Why is using Collection<String>.class illegal?

I am puzzled by generics. You can declare a field like:
Class<Collection<String>> clazz = ...
It seems logical that you could assign this field with:
Class<Collection<String>> clazz = Collection<String>.class;
However, this generates an error:
Syntax error on token ">", void expected after this token
So it looks like the .class operator does not work with generics. So I tried:
class A<S> { }
class B extends A<String> { }
Class<A<String>> c = B.class;
Also does not work, generates:
Type mismatch: cannot convert from Class<Test.StringCollection> to Class<Collection<String>>
Now, I really fail to see why this should not work.

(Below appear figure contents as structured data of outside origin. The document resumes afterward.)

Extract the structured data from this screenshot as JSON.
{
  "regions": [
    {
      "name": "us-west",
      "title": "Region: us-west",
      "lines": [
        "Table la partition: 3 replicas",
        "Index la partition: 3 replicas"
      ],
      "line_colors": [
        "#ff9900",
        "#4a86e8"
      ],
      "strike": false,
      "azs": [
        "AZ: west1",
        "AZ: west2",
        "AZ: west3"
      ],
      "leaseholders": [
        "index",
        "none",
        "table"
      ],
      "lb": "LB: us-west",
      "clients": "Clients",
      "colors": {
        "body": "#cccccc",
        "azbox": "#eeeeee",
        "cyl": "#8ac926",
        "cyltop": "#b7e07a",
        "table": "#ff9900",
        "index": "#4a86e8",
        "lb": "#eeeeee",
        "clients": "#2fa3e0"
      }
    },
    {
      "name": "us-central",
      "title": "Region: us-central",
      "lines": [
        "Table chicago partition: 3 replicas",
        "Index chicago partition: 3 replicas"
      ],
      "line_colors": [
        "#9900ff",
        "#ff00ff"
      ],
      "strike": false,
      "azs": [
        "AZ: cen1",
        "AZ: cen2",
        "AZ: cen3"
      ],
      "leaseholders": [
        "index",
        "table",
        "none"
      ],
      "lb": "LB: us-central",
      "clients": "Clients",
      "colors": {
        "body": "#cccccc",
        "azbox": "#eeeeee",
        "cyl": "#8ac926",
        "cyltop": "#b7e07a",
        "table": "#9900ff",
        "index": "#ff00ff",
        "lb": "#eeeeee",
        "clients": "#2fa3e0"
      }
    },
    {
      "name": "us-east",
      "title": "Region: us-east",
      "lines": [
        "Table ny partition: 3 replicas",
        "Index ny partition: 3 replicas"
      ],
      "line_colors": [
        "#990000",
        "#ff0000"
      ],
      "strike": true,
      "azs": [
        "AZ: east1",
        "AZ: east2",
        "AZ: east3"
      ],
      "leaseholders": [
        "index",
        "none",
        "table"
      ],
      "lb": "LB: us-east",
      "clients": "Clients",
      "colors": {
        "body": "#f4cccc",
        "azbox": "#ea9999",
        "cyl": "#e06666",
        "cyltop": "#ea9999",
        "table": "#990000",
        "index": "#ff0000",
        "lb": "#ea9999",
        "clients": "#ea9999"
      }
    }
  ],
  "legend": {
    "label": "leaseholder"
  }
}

I know generic types are not reified, but in both cases it seems to be fully type safe without having access to runtime generic types. Anybody an idea?
Generics are invariant.
Object o = "someString"; // FINE!
Class<Object> klazz = String.class; // DOESN'T COMPILE!
// cannot convert from Class<String> to Class<Object>
Depending on what it is that you need, you may be able to use wildcards.

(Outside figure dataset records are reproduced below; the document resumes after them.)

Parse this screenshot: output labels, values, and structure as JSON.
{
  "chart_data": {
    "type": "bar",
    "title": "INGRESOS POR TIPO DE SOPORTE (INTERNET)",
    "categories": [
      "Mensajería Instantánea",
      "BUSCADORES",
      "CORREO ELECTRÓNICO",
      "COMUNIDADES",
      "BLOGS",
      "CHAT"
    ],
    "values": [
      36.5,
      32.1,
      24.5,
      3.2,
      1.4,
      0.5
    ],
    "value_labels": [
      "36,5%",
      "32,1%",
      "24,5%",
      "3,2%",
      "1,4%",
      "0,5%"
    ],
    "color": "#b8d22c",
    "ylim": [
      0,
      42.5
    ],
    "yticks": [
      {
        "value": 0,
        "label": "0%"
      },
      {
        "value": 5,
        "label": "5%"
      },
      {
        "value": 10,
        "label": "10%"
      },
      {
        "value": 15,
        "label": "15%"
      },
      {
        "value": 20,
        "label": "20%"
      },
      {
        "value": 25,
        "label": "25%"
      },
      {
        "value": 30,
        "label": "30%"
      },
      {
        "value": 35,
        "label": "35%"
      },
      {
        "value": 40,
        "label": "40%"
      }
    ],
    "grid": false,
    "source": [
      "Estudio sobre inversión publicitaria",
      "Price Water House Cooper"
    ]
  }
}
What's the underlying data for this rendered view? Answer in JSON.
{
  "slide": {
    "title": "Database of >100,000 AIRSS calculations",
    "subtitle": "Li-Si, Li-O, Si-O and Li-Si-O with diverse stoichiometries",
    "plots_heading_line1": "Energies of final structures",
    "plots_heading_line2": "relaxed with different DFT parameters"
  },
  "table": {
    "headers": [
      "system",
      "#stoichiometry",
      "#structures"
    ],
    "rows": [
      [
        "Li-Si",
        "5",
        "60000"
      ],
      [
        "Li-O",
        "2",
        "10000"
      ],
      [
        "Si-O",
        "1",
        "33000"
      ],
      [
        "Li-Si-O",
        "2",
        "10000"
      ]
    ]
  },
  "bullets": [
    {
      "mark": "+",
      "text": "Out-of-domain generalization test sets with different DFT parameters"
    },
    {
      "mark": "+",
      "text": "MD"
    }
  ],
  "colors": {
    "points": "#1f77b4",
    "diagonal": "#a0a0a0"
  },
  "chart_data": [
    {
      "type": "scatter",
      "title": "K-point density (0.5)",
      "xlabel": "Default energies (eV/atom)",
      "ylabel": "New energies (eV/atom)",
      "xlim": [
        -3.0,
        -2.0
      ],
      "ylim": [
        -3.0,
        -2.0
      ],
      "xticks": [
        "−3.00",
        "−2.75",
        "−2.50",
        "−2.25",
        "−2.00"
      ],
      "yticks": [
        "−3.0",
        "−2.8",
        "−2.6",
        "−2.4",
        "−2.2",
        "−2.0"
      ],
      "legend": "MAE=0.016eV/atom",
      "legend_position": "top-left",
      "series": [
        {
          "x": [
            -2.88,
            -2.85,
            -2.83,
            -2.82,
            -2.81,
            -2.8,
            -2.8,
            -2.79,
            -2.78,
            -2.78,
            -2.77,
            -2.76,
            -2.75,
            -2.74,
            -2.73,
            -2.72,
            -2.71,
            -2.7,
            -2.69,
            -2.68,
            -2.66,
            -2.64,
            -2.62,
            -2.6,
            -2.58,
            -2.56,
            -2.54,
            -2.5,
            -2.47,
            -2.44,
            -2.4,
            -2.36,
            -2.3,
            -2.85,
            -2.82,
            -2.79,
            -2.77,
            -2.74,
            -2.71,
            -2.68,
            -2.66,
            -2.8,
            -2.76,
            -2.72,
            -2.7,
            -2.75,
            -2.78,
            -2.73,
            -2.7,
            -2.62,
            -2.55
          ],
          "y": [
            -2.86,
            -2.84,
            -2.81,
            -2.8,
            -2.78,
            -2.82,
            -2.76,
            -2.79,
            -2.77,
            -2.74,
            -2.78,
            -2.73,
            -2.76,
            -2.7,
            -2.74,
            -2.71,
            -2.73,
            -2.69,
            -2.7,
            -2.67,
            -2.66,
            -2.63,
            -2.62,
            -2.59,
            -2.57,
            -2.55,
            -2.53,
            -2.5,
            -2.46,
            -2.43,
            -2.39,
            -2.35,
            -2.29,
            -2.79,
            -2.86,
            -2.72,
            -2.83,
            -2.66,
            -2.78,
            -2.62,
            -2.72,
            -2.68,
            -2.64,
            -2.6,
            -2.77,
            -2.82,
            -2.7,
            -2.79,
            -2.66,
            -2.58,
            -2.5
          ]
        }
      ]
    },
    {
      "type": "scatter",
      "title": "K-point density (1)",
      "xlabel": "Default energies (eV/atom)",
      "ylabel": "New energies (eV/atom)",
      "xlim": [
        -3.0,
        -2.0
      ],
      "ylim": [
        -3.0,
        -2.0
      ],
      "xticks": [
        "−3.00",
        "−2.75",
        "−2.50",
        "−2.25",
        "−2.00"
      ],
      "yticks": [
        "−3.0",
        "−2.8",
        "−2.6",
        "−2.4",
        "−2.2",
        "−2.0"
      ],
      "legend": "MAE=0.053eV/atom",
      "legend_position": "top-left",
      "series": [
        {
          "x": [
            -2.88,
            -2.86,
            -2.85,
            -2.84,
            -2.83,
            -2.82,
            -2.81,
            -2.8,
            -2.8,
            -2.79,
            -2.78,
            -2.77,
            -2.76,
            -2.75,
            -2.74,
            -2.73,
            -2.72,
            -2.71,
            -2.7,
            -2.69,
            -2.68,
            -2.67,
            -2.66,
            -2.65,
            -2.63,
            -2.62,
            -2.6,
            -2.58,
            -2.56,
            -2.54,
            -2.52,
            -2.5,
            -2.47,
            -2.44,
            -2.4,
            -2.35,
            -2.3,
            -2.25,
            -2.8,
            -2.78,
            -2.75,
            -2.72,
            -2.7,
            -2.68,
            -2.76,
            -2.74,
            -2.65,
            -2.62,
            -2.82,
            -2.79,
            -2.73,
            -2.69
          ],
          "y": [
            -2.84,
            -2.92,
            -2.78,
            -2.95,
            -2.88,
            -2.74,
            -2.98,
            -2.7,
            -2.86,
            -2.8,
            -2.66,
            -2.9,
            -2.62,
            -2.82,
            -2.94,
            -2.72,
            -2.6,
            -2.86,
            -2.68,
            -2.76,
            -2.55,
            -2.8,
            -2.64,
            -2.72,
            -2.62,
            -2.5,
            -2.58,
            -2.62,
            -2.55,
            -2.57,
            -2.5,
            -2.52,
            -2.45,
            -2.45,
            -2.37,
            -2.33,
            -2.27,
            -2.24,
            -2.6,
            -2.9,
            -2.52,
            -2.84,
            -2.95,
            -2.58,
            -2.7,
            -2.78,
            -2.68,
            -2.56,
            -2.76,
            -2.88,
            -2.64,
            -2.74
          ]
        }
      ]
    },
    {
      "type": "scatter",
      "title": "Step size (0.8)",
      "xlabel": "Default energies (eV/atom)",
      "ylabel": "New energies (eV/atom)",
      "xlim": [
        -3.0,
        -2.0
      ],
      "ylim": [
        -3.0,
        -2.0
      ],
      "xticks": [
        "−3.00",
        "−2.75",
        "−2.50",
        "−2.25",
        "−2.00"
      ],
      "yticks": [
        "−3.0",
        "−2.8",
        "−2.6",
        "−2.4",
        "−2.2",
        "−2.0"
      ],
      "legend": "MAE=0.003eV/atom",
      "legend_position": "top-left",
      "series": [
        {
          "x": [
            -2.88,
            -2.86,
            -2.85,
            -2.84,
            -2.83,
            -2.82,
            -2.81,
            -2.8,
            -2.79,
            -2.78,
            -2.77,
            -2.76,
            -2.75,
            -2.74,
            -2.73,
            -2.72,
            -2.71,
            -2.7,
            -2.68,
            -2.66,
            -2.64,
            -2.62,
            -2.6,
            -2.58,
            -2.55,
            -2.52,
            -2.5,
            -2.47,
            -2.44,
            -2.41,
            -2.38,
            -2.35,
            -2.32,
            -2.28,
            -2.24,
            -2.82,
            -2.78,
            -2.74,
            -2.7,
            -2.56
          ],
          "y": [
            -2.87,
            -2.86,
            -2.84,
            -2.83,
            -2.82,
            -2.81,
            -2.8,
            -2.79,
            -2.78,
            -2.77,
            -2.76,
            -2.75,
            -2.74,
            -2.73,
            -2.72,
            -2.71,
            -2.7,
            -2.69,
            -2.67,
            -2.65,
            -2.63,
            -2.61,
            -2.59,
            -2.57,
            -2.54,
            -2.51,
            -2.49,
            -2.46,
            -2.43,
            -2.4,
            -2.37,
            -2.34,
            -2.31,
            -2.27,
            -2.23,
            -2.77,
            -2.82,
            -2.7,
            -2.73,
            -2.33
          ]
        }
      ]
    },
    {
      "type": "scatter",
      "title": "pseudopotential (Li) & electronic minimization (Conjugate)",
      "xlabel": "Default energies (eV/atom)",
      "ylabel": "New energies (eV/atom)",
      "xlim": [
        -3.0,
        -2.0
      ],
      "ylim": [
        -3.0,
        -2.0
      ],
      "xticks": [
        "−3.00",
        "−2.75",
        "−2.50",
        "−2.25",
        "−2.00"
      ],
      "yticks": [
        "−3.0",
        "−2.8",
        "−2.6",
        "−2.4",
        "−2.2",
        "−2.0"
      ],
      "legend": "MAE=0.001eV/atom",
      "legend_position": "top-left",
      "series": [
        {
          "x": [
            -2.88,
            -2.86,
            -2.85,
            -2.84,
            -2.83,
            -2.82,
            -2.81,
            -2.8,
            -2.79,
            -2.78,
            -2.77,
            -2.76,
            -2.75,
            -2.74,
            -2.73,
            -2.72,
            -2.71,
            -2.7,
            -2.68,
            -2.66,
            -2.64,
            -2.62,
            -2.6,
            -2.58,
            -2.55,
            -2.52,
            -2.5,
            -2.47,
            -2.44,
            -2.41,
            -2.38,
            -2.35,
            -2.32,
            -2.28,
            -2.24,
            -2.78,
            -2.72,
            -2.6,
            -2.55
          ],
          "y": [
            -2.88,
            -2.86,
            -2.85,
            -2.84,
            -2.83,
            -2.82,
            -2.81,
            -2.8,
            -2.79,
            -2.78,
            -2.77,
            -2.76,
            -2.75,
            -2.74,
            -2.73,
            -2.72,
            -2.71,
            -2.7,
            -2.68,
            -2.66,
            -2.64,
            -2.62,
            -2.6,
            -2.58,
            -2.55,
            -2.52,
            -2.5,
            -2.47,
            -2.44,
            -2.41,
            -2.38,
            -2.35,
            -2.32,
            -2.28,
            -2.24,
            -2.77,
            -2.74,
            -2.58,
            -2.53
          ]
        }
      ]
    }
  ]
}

Class<? extends Number> klazz = Integer.class; // FINE!
Or perhaps you need something like this:
Class<List<String>> klazz =
(Class<List<String>>) new ArrayList<String>().getClass();
// WARNING! Type safety: Unchecked cast from
// Class<capture#1-of ? extends ArrayList> to Class<List<String>>
As for the non-reified at run-time case, you seem to have a good grasp, but here's a quote anyway, from the Java Tutorials on Generics, The Fine Print: A Generic Class is Shared by All Its Invocations:
What does the following code fragment print?
List <String> l1 = new ArrayList<String>();
List<Integer> l2 = new ArrayList<Integer>();
System.out.println(l1.getClass() == l2.getClass());
You might be tempted to say false, but you'd be wrong. It prints true, because all instances of a generic class have the same run-time class, regardless of their actual type parameters.

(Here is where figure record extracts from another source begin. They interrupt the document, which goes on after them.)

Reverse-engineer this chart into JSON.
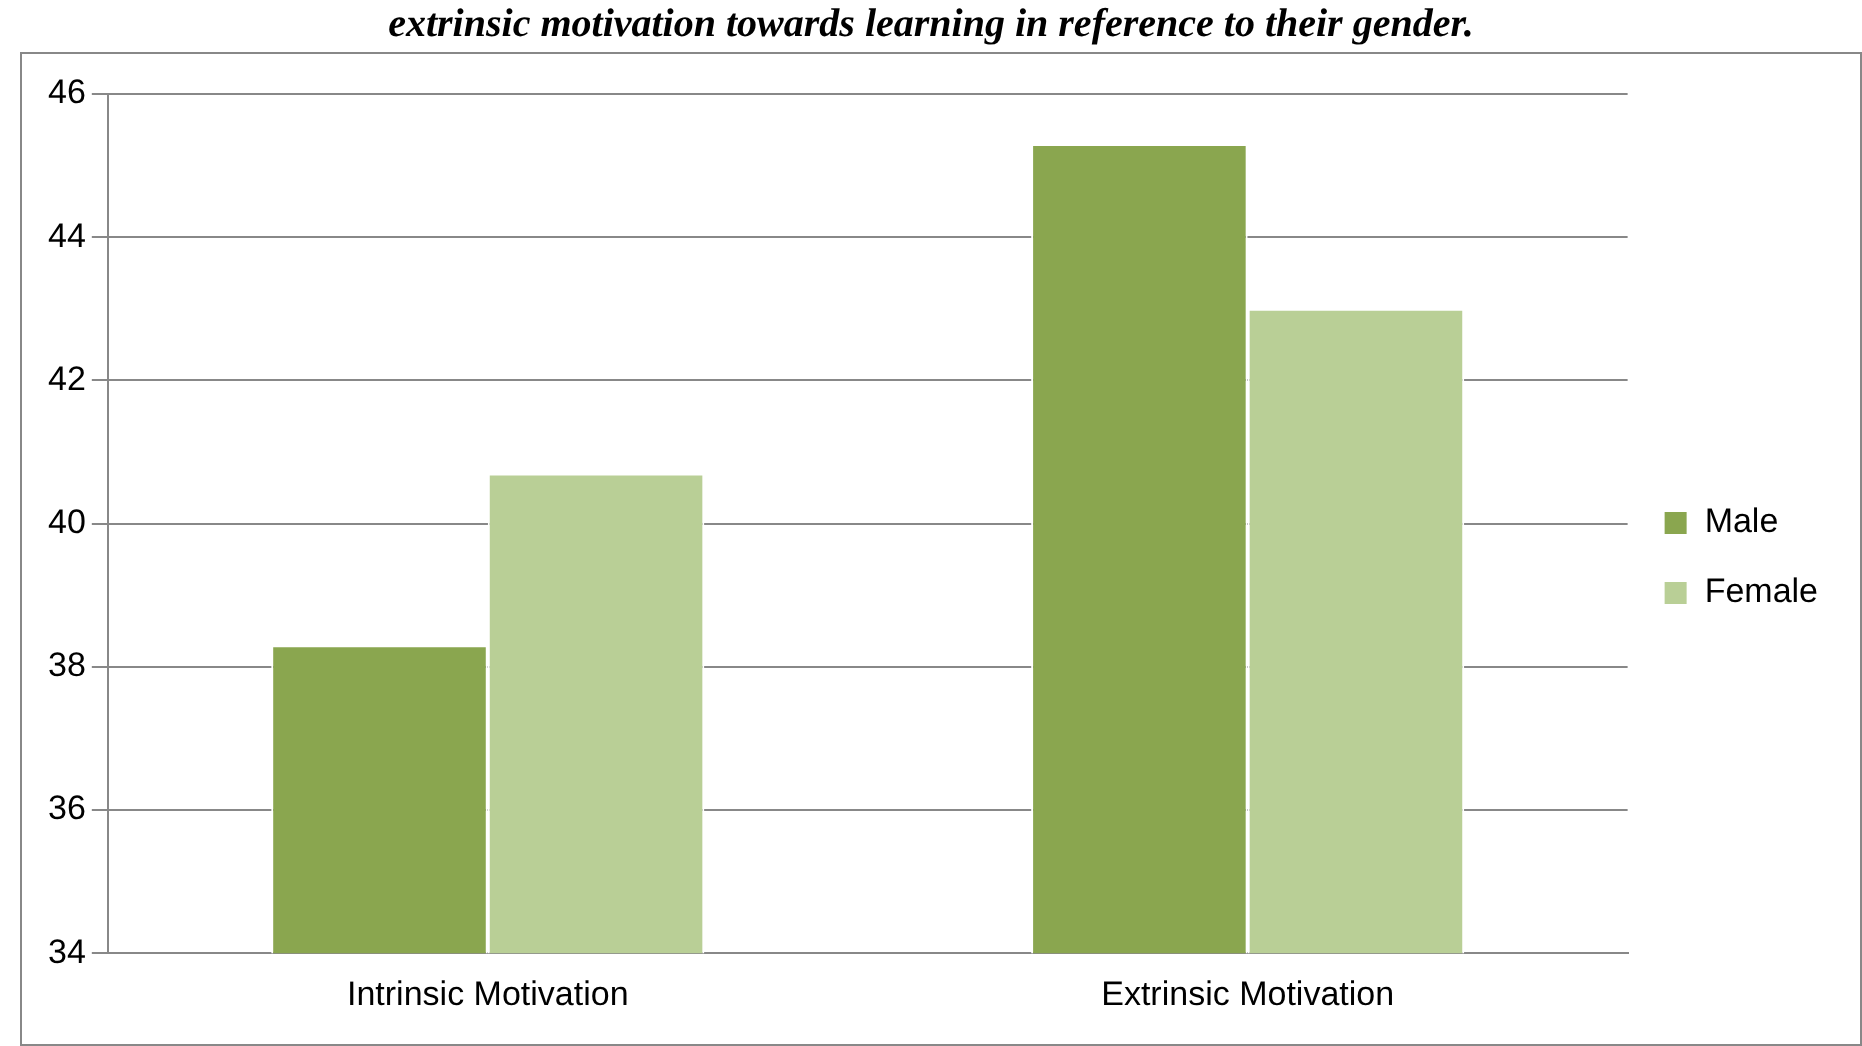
{
  "chart_data": {
    "type": "bar",
    "title": "extrinsic motivation towards learning in reference to their gender.",
    "categories": [
      "Intrinsic Motivation",
      "Extrinsic Motivation"
    ],
    "series": [
      {
        "name": "Male",
        "color": "#8aa64f",
        "values": [
          38.3,
          45.3
        ]
      },
      {
        "name": "Female",
        "color": "#b9cf96",
        "values": [
          40.7,
          43.0
        ]
      }
    ],
    "ylim": [
      34,
      46
    ],
    "yticks": [
      34,
      36,
      38,
      40,
      42,
      44,
      46
    ],
    "grid": "y",
    "legend": "right"
  }
}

That is, there's no such thing as List<String>.class or List<Integer>.class; there's only List.class.
This is also reflected in the JLS 15.8.2 Class Literals
A class literal is an expression consisting of the name of a class, interface, array, or primitive type, or the pseudo-type void, followed by a . and the token class.
Note the omission of any allowance for generic type parameters/arguments. Furthermore,
It is a compile time error if any of the following occur:
The named type is a type variable or a parameterized type, or an array whose element type is a type variable or parameterized type.
That is, this also doesn't compile:
void <T> test() {
Class<?> klazz = T.class; // DOESN'T COMPILE!
// Illegal class literal for the type parameter T
}
Basically you can't use generics with class literals, because it just doesn't make sense: they're non-reified.
I agree with the other answers, and would like to explain one point further:
Class objects represent classes that are loaded into the JVM memory. Each class object is actually an in-memory instance of a .class file. Java generics are not separate classes. They are just a part of the compile-time type-checking mechanism. Therefore, they have no run-time representation in a class object.
There seems to be a lack in class literals in Java, there is no way to create class literals with generic information while this can be useful in certain cases. Therefore, the following code cannot be called because it is impossible to provide the class literal
class A<S> {}
<S> A<S> foo( Class<A<S>> clazz ) {}
A<String> a = foo( A<String>.class ) // error
However, my main problem was I could also not call it with a class B that extended A. This was caused by the invariance restrictions. This was solved by using a wildcard:
class A<S> {}
class B extends A<String> {}
<S> A<S> foo( Class<? extends A<S>> clazz ) { return null; }
void test () {
A<String> s = foo( B.class );
}
That said I have not found a reason what the underlying reason is that Class<A<S>>.class is invalid. Neither erasure nor bounds seem require that this is invalid.